PEOPLE OF THE PHILIPPINES


438 SCRA 221 (2004), THIRD DIVISION (Carpio Morales, J.)

Section 13 of R.A. No. 3019, as amended, unequivocally provides that the accused public official "shall
be suspended from office" while the criminal prosecution is pending in court.

FACTS: Henry Barrera, the Mayor of the Municipality of Candelaria, Zambales was indicted before
the Sandiganbayan for violation of Section 3(e) of R.A. 3019. An administrative case was also filed
against Barrera before the Office of the Ombudsman which recommended that he be faulted for abuse
of authority and be penalized with suspension from office without pay for six (6) months. Barrera filed
a motion but it was denied. He thus filed a petition for review of the Ombudsman decision before
Court of Appeals which denied the same. The Sandiganbayan ordered Barrerra‘s preventive suspension
for a period of ninety (90) days.

ISSUE : Whether or not the Sandiganbayan erred in placing Henry Equiban Barrera under preventive
suspension for a period not exceeding ninety (90) days

HELD: Henry Barrera admits in his memorandum filed before the Supreme Court that upon his receipt of
the resolution directing his preventive suspension, he started serving the same. The issue has thus been
rendered moot and academic.
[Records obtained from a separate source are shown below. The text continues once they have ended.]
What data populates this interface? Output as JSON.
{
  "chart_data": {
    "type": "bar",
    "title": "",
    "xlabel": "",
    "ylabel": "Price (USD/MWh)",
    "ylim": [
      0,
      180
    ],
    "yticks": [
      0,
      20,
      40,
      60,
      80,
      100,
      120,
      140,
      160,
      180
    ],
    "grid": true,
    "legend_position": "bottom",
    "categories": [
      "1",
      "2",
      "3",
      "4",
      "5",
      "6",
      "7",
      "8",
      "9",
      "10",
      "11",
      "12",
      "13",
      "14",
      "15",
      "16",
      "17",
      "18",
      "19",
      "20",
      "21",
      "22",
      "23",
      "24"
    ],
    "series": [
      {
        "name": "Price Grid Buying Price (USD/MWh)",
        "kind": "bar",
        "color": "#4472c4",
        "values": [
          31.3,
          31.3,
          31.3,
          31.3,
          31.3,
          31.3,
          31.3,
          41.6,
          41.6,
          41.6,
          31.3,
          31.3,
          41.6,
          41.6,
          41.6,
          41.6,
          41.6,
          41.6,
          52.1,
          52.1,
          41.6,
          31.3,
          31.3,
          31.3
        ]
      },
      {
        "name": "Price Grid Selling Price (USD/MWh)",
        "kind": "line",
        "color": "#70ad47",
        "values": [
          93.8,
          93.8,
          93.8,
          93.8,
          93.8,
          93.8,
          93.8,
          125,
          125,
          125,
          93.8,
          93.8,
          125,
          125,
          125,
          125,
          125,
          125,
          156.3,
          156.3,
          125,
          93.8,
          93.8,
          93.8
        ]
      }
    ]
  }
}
Besides, the Sandiganbayan, by Decision dismissed Criminal Cases on the
ground that the elements of the offense under Section 3(e) of R.A. 3019 were not established beyond
reasonable doubt.

At this juncture then, a determination of whether the preventive suspension under Section 13 of Rule
3019 is mandatory and automatic would not have any practical effect on the existing controversy. En
passant, if the administrative case filed against Barrera has been terminated also in his favor, he may
invoke Section 13 of R.A. No. 3019.

It is Barrera‘s contention that Section 13, R.A. 3019 should not be taken in isolation but should be
viewed in light of the rationale behind the suspension, the purpose being to prevent the officer
or employee from using his position and the powers and prerogatives of his office to influence
potential witnesses or tamper with the records which may be vital in the prosecution of the case against
him. And, so Barrera maintains, since the prosecution failed to prove, if not substantially allege that he is
abusing the prerogatives of the office, intimidating possible witnesses and/or tampering with
documentary evidence during the pendency of the cases against him, the suspension order should not
have been issued.

It has been long settled, however, and it bears reiteration that Section 13 of R.A. No. 3019, as amended,
unequivocally provides that the accused public official "shall be suspended from office" while the
criminal prosecution is pending in court. The rule on the matter is specific and categorical, leaving
no room for interpretation. There are no ifs and buts about it. The court has neither the discretion nor
duty to determine whether preventive suspension is required to prevent the accused from using his
office to intimidate witnesses or frustrate his prosecution or continue committing malfeasance in office.
Bolastig v. Sandiganbayan so teaches.